The amendment to the TRIPS Agreement, which put this option on par with all other options, came into force on 23 January 2017. This was possible after two thirds of WTO members had formally notified their legal acceptance of this change, in line with the general rules for amending WTO treaties, following a sharp increase in the pace of such acceptances since 2013 (details available here ). WTO member governments had already unanimously agreed, back in 2005, that the Agreement should be amended, following a proposal by African members. Earlier, in 2003, they had agreed on a waiver to the applicable rules which was subsequently formalised as the legal amendment. The amended TRIPS Agreement now applies to members who have accepted it; others can still use the 2003 waiver decision pending their acceptance.
Who can use this extra option?
All WTO members are eligible to import medicines under this special compulsory licensing mechanism. LDCs can use it straight away; others have to notify their intention to do so, through a brief communication. For their part, industrialized countries have elected not to use it for imports. (footnote 3 of the Annex to the Amended TRIPS Agreement and footnote 3 of the 2003 waiver decision). Several other members have said they would only use it for imports in situations of national emergency or other circumstances of extreme urgency. These positions were put on record at the time the waiver and amendment decisions were adopted (see Chairperson's statements from 2003 and 2005).

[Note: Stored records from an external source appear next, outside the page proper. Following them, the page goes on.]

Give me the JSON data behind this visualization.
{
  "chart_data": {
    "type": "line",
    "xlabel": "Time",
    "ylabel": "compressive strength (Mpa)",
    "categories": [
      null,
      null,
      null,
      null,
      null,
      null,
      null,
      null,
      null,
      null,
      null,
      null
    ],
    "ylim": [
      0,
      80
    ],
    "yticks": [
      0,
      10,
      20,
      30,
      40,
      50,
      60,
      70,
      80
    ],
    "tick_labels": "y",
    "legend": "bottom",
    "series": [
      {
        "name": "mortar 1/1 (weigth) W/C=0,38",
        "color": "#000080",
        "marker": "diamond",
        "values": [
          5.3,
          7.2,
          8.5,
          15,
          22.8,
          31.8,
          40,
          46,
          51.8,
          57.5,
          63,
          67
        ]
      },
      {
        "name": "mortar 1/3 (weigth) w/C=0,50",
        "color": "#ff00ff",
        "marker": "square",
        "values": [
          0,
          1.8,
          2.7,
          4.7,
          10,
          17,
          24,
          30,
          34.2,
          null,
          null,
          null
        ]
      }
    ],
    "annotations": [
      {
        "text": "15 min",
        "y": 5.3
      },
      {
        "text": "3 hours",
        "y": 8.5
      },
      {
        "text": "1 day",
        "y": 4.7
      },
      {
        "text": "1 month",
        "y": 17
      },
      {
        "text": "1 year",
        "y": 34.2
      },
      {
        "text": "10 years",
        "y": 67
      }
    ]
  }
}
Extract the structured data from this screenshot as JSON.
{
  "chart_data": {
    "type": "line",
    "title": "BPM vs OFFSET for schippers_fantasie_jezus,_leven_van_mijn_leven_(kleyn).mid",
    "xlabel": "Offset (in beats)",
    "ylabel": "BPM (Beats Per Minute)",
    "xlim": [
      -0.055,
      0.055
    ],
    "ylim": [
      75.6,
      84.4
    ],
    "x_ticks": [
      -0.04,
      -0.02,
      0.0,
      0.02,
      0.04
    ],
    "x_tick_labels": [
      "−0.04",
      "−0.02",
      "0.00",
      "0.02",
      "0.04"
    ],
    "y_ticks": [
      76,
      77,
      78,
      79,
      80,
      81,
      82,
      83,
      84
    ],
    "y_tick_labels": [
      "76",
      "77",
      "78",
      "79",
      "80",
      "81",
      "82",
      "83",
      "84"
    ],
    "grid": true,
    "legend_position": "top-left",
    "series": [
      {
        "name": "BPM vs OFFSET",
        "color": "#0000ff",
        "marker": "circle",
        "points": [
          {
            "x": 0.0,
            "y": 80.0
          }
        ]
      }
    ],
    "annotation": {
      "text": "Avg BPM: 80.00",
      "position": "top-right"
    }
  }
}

So all obstacles have been removed?
As far as the TRIPS Agreement is concerned, yes. But to make it work requires practical steps. The amended rules create the legal pathway, but countries have to make use of it. Because it concerns production for export, those countries seeking to export under the system may need to amend their laws to ensure that such production is permissible under compulsory licences. Many have already done so – in fact, the bulk of the world's exporters of pharmaceuticals have changed their laws (more information on members' laws for export and import under this system is available here and in a WTO working paper ).
And least-developed countries?
They can now delay protecting pharmaceutical patents until at least 1 January 2033, provided they remain LDCs. And not all new medicines are patented even in those LDCs that recognize such patents. Plainly, if a medicine is not patented in a least developed country, the government does not need to issue a compulsory licence to import. The only compulsory licence needed would be in the supplying country, if indeed the medicine is patented in that country
Just to be clear, if a compulsory licence is issued it could be under the original TRIPS Agreement and not under the amended arrangements?
Correct. The special compulsory licensing system in the amended TRIPS Agreement, and the earlier 2003 waiver decision, (sometimes called the “Paragraph 6 System” because it refers to paragraph 6 of the Doha Declaration) only deals with compulsory licences to produce medicines expressly for export. Many news stories are about compulsory licences issued primarily to supply domestic markets. That was always possible. And some proportion of production under 'regular' compulsory licences could always be exported, provided it wasn't the predominant part of production. Equally, compulsory licences issued to remedy anticompetitive practices were never limited to largely servicing the domestic market.